Bu da kompozisyondaki yan ve ana hikâyenin yanısıra, kendi içlerinde de hikâyecikler doğuruyor. Bu anlamda Parallel Mothers model göstermek yerine başkalarının göstereceği modeller inşa ediyor. Olayların ne olduğuna dair doğrudan işaret etmiyor ancak olayları parmakla işaret edecek birilerini arıyor. Yönetmenin diğer filmlerine göre temposu daha sakin olan film, fiziksel çekim haline girdiği olaylardan semboller çıkarıyor. Buna örnek olarak “annelik” kavramı üzerinden “anavatana” olan yolculuğun takibini gösterebiliriz. Yönetmenin karakterler ve kompozisyon üzerinden kurduğu bağlar basit bir tabana dayansa da, arayışı içinde olduğu duraklar temel bir yansımaya dayanıyor: Kimliğin evrensel tanımı.

Rossy de Palma, Israel Elejalde, Penélope Cruz, Milena Smit

Gömlekteki Delikleri Hangi Düğmelere Denk Getireceğimizi Unuttuk

78. Uluslararası Venedik Film Festivali’nde (Mostra Internazionale d’Arte Cinematografica), Altın Aslan’a (Lion d’or) aday olan Parallel Mothers, Penélope Cruz’un canlandırmış olduğu Janis karakteriyle En İyi Kadın Oyuncu ödülünü aldı. Alıştığımız “vintage” Almodovar üslubundan uzak olan film, İspanya İç Savaşı’na yaptığı göndermelerle de kompozisyonunu besliyor. Ancak bu konu filmin temasına oldukça dolaylı bir yoldan dahil oluyor. Kalıntıları, unutulmuş olanları ve toplu mezarları belgesel tarzına yarı yakın bir şekilde resmediyor. Bu yansıma filmin çok küçük bir kısmını aydınlatmış olsa da Almodovar’ın dolaylı anlatımı yine baki. Maiwenn’in 2020 yapımı ADN filminin temasıyla yakın noktalar yakalayan Parallel Mothers, insanın özünün ne olduğuna dair felsefi tabanlı sorular yöneltmiyor, sadece arayışın peşinden gidiyor. Atalardan, köklerden söz edilmesi, ayrıca DNA test kitlerinin kullanımı; unutulabilir olan geçmişin gerçekliğini, uğraşmamız gereken bir olgu haline getiriyor. Arturo (Israel Elejalde) ve Elena (Rossy de Palma) karakterleriyle hikâyenin ağırlığını hafifleten bir kompozisyonu bulunan film, politik mesajlarıyla olay örgüsünde izler bırakıyor.  

Milena Smit & Penélope Cruz

Kamusal Mahremiyet 

Parallel Mothers engebeli bir anlatım çizmiş olsa da kompozisyonunun taşınma görevini tamamen karakterlerin üzerine yüklüyor. Bu açıdan hikâyedeki atmosfer duygusal bağlamda göğe tırmanmadan, karakterler ve oyunculuklar sayesinde belli bir aksiyon yakalanmış oluyor. Sonuç olarak filmin kompozisyonunu besleyen böyle bir aksiyonu yine oldukça ketum bir şekilde gerçekleştiren Pedro Almodóvar, dram anlayışını olabildiğince geniş bir yelpazeye yayıyor. Karakterler özelinde oynanan kavramsal kibrin dışavurumu ve bu durumun mekânsal olanla buluşması, filmin melodram yönünü ağırlaştıran bir detay.
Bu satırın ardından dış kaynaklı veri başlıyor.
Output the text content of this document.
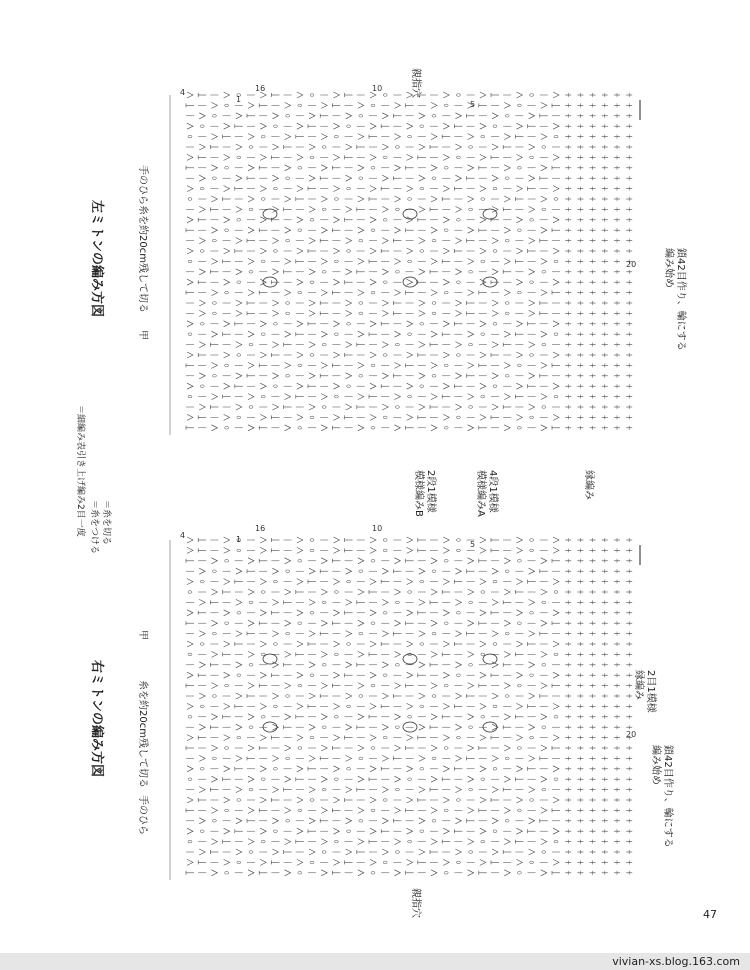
左ミトンの編み方図	糸を約20cm残して切る
手のひら
甲
親指穴
編み始め 鎖42目作り、輪にする
4
1
16	10
5
20
＝細編み表引き上げ編み2目一度 ＝糸をつける ＝糸を切る
右ミトンの編み方図	糸を約20cm残して切る
手のひら
甲
親指穴
模様編みB 2段1模様	模様編みA 4段1模様	縁編み
縁編み 2目1模様
編み始め 鎖42目作り、輪にする
4	1
16	10
5
20
47
vivian-xs.blog.163.com
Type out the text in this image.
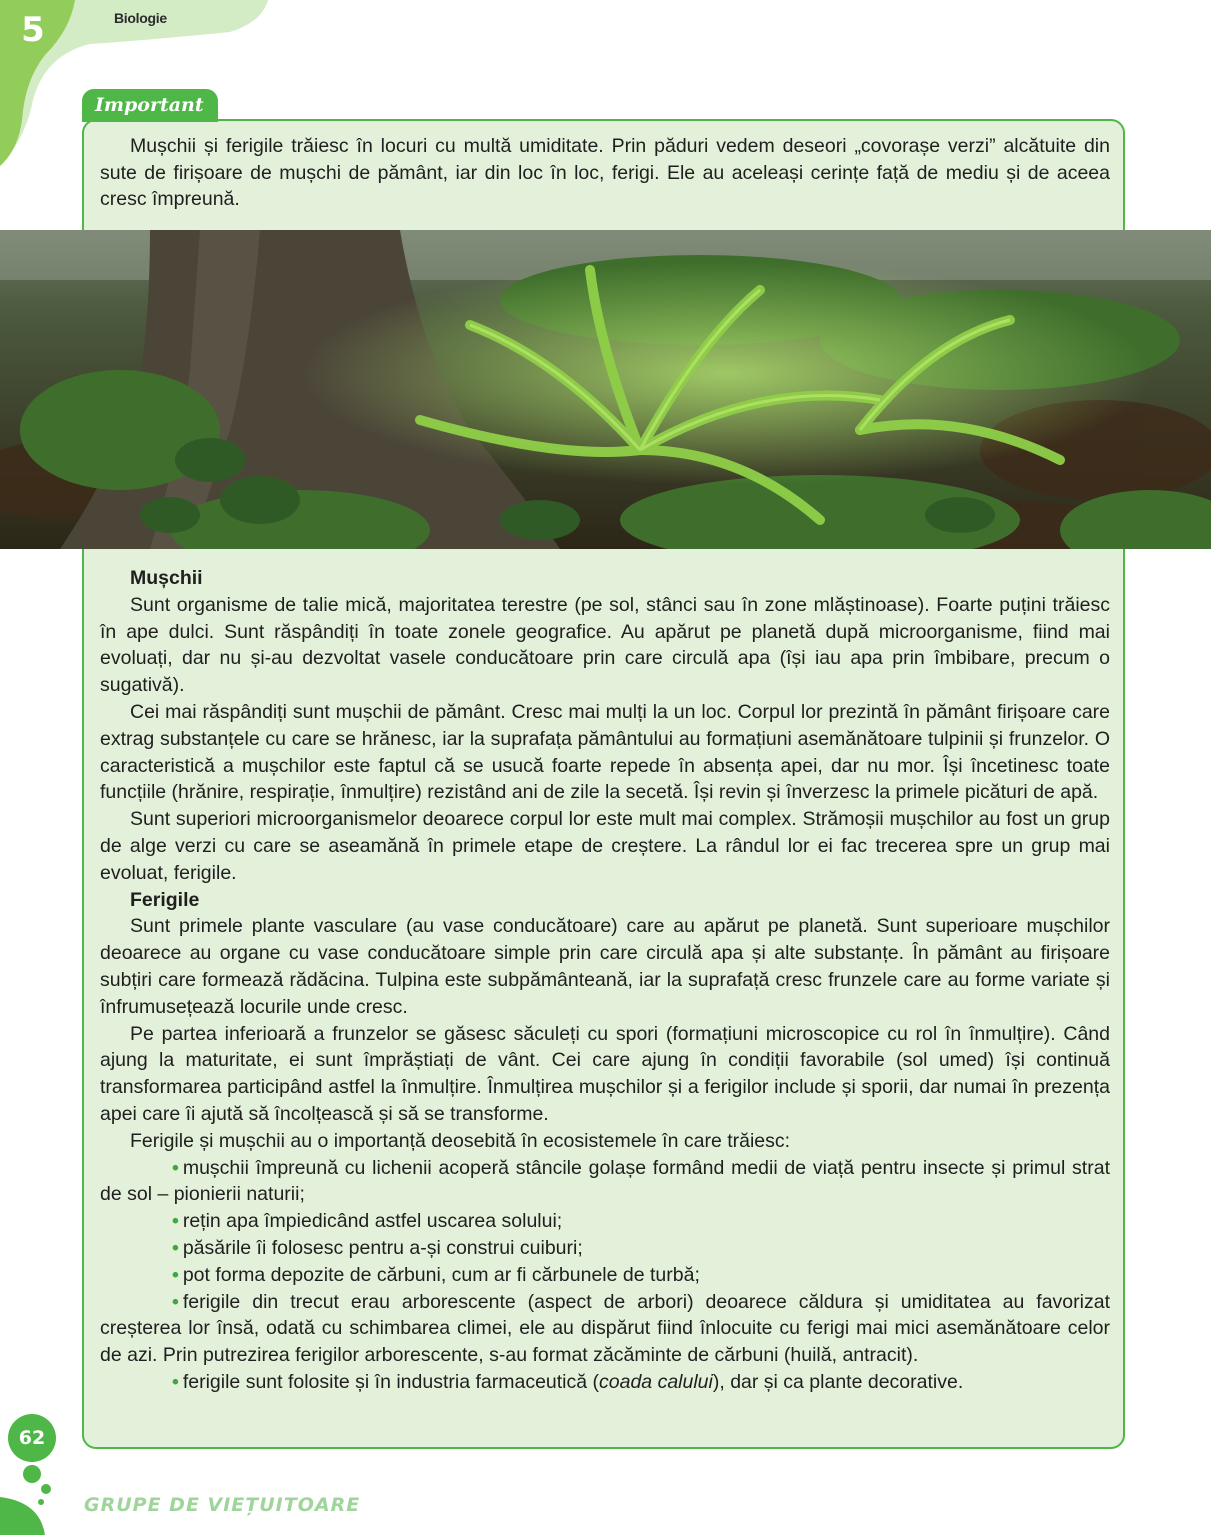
5	Biologie
Important
Mușchii și ferigile trăiesc în locuri cu multă umiditate. Prin păduri vedem deseori „covorașe verzi” alcătuite din sute de firișoare de mușchi de pământ, iar din loc în loc, ferigi. Ele au aceleași cerințe față de mediu și de aceea cresc împreună.
Mușchii

Sunt organisme de talie mică, majoritatea terestre (pe sol, stânci sau în zone mlăștinoase). Foarte puțini trăiesc în ape dulci. Sunt răspândiți în toate zonele geografice. Au apărut pe planetă după microorganisme, fiind mai evoluați, dar nu și-au dezvoltat vasele conducătoare prin care circulă apa (își iau apa prin îmbibare, precum o sugativă).

Cei mai răspândiți sunt mușchii de pământ. Cresc mai mulți la un loc. Corpul lor prezintă în pământ firișoare care extrag substanțele cu care se hrănesc, iar la suprafața pământului au formațiuni asemănătoare tulpinii și frunzelor. O caracteristică a mușchilor este faptul că se usucă foarte repede în absența apei, dar nu mor. Își încetinesc toate funcțiile (hrănire, respirație, înmulțire) rezistând ani de zile la secetă. Își revin și înverzesc la primele picături de apă.

Sunt superiori microorganismelor deoarece corpul lor este mult mai complex. Strămoșii mușchilor au fost un grup de alge verzi cu care se aseamănă în primele etape de creștere. La rândul lor ei fac trecerea spre un grup mai evoluat, ferigile.

Ferigile

Sunt primele plante vasculare (au vase conducătoare) care au apărut pe planetă. Sunt superioare mușchilor deoarece au organe cu vase conducătoare simple prin care circulă apa și alte substanțe. În pământ au firișoare subțiri care formează rădăcina. Tulpina este subpământeană, iar la suprafață cresc frunzele care au forme variate și înfrumusețează locurile unde cresc.

Pe partea inferioară a frunzelor se găsesc săculeți cu spori (formațiuni microscopice cu rol în înmulțire). Când ajung la maturitate, ei sunt împrăștiați de vânt. Cei care ajung în condiții favorabile (sol umed) își continuă transformarea participând astfel la înmulțire. Înmulțirea mușchilor și a ferigilor include și sporii, dar numai în prezența apei care îi ajută să încolțească și să se transforme.

Ferigile și mușchii au o importanță deosebită în ecosistemele în care trăiesc:

• mușchii împreună cu lichenii acoperă stâncile golașe formând medii de viață pentru insecte și primul strat de sol – pionierii naturii;
• rețin apa împiedicând astfel uscarea solului;
• păsările îi folosesc pentru a-și construi cuiburi;
• pot forma depozite de cărbuni, cum ar fi cărbunele de turbă;
• ferigile din trecut erau arborescente (aspect de arbori) deoarece căldura și umiditatea au favorizat creșterea lor însă, odată cu schimbarea climei, ele au dispărut fiind înlocuite cu ferigi mai mici asemănătoare celor de azi. Prin putrezirea ferigilor arborescente, s-au format zăcăminte de cărbuni (huilă, antracit).
• ferigile sunt folosite și în industria farmaceutică (coada calului), dar și ca plante decorative.
62
GRUPE DE VIEȚUITOARE
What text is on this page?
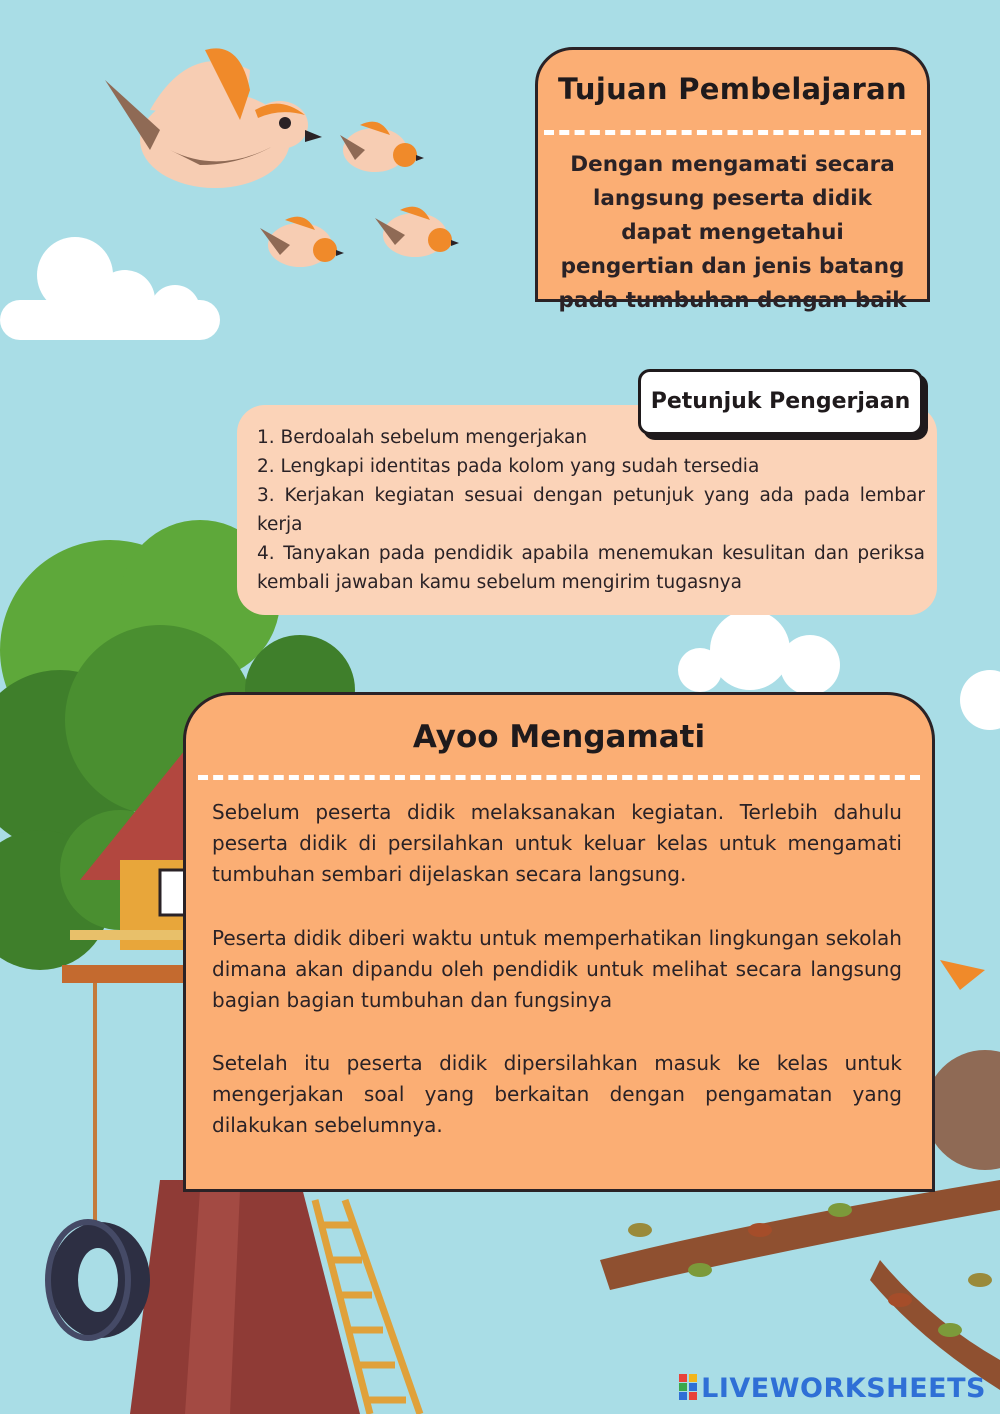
Tujuan Pembelajaran
Dengan mengamati secara langsung peserta didik dapat mengetahui pengertian dan jenis batang pada tumbuhan dengan baik
1. Berdoalah sebelum mengerjakan
2. Lengkapi identitas pada kolom yang sudah tersedia
3. Kerjakan kegiatan sesuai dengan petunjuk yang ada pada lembar kerja
4. Tanyakan pada pendidik apabila menemukan kesulitan dan periksa kembali jawaban kamu sebelum mengirim tugasnya
Petunjuk Pengerjaan
Ayoo Mengamati
Sebelum peserta didik melaksanakan kegiatan. Terlebih dahulu peserta didik di persilahkan untuk keluar kelas untuk mengamati tumbuhan sembari dijelaskan secara langsung.
Peserta didik diberi waktu untuk memperhatikan lingkungan sekolah dimana akan dipandu oleh pendidik untuk melihat secara langsung bagian bagian tumbuhan dan fungsinya
Setelah itu peserta didik dipersilahkan masuk ke kelas untuk mengerjakan soal yang berkaitan dengan pengamatan yang dilakukan sebelumnya.
LIVEWORKSHEETS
Her ne kadar filmin zenginliği tamamen senaryo ve hikâyenin kompozisyonuna dayanmamış olsa da filmin mekân tasarımı, sinematografi gibi özellikleri de Almodóvar’ın önceki yapımları kadar şaha kalkmıyor. Filmdeki tüm unsurlar eşit miktarda zengin, hiçbiri bir diğerinin değerini geçebilecek kadar dikkat çekici oranda yükseliş göstermiyor. 

Penélope Cruz

Karanlık bir İspanya tarihinin gündelik olayların içine sızışı ve “doğum” gibi metafora uygun bir eylemle birleşmesi Parallel Mothers’ın kullanmış olduğu hayalet bir anlatıma dönüşüyor. Tıpkı filmde gerçekleşen doğumların başıboşluğu gibi filmin kompozisyon haritası da aynı başıboşlukta ve keşfedilmeyi de beklemiyor. Bu anlamda filmdeki akışın olağan bir çizgide ilerlediğini söyleyebiliriz. Genlerimizin geçmişin gölgelerini taşıması konusu ise yıkıcı olduğu kadar dolambaçlı eylemler doğuruyor. Bu durum doğum konusunun altını zenginleştirirken ölüme de selam ediyor, diğer bir deyişle film yeni hayatın müjdecisini değerli bir konuma yerleştirirken ölüm kavramını da yüceltmekten geri kalmıyor. Dolayısıyla Parallel Mothers, doğum ile ilgili konuşulacak çok malzeme sunsa da asıl aktarmak istediği ölüm konusunu bir anlamda kendine saklıyor ve ona doğuma yaptığı kadar değinmiyor. Ölümü, geçmişi, tarihi hissettirmek istiyor ve bu yolda kullandığı dil ise eylemin tam zıt mevkiinde.